Gainsbourg et Gainsbarre

Signé par une Chloé qui restera inconnue, la phrase finale de Melody Nelson était écrite sur le mur entre une déclaration en japonais et un portrait peint au pochoir, parmi tant d'autres inscriptions, tant d'autres dessins, à l'envi, jusqu'à l'ennui...

Gainsbourg et Gainsbarre

Cet après-midi, j'errai, livré à moi-même dans un Paris désert... euh... non, c'était plutôt le contraire, en fait, impossible de marcher normalement. Un petit tour au marché de Noël du Pont-Neuf, rien de bien folichon... Alors bien sûr, j'aurais pu essayer celui de Châtelet, de Nation, de Montparnasse, de Saint-Sulpice.
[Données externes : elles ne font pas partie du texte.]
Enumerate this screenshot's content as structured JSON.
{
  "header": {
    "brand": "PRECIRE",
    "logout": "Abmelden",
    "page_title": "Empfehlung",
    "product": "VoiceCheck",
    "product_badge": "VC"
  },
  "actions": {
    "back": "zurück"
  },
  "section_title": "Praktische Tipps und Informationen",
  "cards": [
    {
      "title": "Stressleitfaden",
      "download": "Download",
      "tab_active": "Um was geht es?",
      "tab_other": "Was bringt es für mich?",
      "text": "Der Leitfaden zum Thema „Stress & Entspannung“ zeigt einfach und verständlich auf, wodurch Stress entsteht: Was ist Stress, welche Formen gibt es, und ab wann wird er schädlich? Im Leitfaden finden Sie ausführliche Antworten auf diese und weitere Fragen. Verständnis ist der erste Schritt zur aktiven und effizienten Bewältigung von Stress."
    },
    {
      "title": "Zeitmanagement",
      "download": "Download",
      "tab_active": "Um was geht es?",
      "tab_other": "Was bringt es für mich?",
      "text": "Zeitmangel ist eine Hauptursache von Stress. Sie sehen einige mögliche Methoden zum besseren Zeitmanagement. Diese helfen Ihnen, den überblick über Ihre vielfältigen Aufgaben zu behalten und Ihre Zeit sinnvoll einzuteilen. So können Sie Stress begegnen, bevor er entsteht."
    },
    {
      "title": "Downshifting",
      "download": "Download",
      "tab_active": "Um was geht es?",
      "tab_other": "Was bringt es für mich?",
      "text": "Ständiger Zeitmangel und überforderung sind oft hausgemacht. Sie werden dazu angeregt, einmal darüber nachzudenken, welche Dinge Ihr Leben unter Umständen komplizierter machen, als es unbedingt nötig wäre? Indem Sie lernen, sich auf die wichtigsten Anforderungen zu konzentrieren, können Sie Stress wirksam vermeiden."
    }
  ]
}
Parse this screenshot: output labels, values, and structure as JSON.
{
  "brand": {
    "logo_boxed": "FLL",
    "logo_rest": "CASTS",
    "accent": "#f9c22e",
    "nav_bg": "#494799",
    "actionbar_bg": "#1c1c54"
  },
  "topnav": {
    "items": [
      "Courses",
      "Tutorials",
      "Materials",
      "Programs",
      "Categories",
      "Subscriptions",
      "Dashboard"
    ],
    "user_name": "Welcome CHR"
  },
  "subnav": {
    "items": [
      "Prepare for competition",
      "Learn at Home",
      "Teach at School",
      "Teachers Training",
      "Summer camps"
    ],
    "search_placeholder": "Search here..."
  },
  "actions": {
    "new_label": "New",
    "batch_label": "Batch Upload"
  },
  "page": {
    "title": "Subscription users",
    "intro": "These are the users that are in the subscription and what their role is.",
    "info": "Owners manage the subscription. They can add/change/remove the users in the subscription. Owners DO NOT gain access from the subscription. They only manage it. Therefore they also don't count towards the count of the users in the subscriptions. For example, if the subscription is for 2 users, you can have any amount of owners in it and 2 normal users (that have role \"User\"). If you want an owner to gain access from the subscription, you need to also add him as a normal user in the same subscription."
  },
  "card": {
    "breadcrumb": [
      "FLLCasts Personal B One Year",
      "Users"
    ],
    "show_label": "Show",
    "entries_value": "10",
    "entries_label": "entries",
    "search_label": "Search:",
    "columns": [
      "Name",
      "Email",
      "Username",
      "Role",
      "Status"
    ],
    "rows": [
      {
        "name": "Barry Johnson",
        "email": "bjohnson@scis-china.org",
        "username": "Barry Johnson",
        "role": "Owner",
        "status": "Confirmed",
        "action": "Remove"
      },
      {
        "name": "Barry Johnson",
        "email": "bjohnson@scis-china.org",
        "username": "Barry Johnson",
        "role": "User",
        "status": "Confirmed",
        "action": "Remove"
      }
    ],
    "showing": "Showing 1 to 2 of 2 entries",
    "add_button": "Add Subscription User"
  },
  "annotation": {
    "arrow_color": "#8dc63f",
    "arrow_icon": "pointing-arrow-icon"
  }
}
Pfff... chaque arrondissement a le sien. Ça casse tout, non ? En plus, les marchés de Noël, c'est bien la nuit, pas dans la journée. Et c'est en passant rue des Saint-Pères que je me suis dit que je pourrais aller voir la dernière demeure de Gainsbourg. Au cours des années, le mur s'est recouvert de plusieurs couches de graffitis. Ce qui était autrefois un hommage émouvant et lisible, est devenu un barbouillage incohérent d'une densité extrême, en gros un bordel sans nom. Le musée promis est toujours attendu... Ne restent donc qu'un mur complètement tagué et une porte condamnée depuis longtemps et c'est bien dommage.

Gainsbourg et Gainsbarre

[Rue de Verneuil, VIe]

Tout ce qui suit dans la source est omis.